Data is ubiquitous these days, and being generated at an ever-increasing rate. However, left untouched and unexplored, it is of course of little use. This post will be the first in a series of tutorial articles exploring the process of moving from raw data to a predictive model. We’ll walk through the basic steps involved, and talk about some of the common pitfalls along the way.
Find a data set and ask it a question
Before we can begin any analysis, we first need to obtain some data and decide on a quantity that we would like to predict. For this, we’ll turn to Kaggle. The House Prices: Advanced Regression Techniques challenge asks us to predict the sale price of a house in Ames, Iowa, based on a set of information about it, such as size, location, condition, etc. A real estate agent might be able to do this based on intuition, experience and various rules of thumb, but we – lacking this ability and knowledge – would like to do so based only on the data we have about house sales in the past.
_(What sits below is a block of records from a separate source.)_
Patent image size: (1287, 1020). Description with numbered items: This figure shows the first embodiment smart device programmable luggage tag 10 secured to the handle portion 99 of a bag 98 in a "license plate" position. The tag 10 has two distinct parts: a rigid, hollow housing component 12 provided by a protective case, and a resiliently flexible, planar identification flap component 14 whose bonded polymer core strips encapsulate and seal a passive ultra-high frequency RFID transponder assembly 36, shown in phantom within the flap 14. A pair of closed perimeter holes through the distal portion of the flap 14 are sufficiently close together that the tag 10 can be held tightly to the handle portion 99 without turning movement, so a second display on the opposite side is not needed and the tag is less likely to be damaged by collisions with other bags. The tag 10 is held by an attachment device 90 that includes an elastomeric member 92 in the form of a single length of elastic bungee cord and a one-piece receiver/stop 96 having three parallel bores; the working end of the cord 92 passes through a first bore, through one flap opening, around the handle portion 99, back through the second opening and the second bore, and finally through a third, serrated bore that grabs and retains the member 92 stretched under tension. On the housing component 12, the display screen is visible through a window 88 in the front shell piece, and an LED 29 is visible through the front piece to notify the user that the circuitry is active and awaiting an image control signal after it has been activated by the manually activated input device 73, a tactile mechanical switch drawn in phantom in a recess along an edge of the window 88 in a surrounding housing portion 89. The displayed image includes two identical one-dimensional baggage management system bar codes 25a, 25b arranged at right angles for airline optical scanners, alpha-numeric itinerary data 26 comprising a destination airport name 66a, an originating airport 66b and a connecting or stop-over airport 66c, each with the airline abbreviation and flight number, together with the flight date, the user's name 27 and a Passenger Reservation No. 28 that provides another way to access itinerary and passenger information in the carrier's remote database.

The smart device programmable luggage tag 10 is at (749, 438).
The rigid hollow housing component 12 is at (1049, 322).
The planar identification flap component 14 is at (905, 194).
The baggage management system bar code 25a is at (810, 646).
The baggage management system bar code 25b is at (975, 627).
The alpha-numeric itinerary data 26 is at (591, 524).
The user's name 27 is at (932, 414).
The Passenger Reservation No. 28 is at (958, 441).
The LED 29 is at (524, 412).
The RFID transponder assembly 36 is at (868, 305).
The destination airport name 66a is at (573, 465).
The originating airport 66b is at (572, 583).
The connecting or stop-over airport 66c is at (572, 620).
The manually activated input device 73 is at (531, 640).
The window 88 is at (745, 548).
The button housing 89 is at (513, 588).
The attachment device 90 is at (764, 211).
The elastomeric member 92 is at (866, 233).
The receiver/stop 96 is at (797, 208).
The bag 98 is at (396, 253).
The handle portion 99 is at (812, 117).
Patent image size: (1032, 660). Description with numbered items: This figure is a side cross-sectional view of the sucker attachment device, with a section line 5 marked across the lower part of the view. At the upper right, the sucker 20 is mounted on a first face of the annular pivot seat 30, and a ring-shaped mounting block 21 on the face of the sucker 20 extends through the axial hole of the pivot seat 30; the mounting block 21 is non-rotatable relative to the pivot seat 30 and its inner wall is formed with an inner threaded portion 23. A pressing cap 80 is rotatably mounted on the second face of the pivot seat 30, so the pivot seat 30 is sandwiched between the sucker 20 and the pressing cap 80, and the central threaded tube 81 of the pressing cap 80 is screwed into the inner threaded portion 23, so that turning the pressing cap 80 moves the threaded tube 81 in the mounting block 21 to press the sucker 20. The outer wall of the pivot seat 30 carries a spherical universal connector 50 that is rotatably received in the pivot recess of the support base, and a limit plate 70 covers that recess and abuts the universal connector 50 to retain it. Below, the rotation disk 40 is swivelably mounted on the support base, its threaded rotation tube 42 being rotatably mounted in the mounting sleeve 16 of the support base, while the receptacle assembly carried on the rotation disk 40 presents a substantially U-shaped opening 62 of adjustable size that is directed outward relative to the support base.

Although the details vary from problem to problem, the general process to get from data to predictive model tends to involve three major components:
- Getting to know the data.
- Cleaning and preparing the data for modelling.
- Fitting models and evaluating their performance.
In this post, we will focus on the first of these, returning to the rest in Parts II and III. We’ll use Python as our language of choice throughout.
So let’s begin!
Load and get to know the data
First up, let’s load the python packages we’ll be using for the rest of this post.
import numpy as np import pandas as pd import matplotlib.pyplot as plt import seaborn as sns
Numpy is the basis of scientific computing in Python and will give us powerful array objects and the ability to perform mathematical operations on them. Pandas will give us efficient and convenient data structures (dataframes) that we will use to store and transform our data. Finally, matplotlib and seaborn will allow us to create some nice visualizations.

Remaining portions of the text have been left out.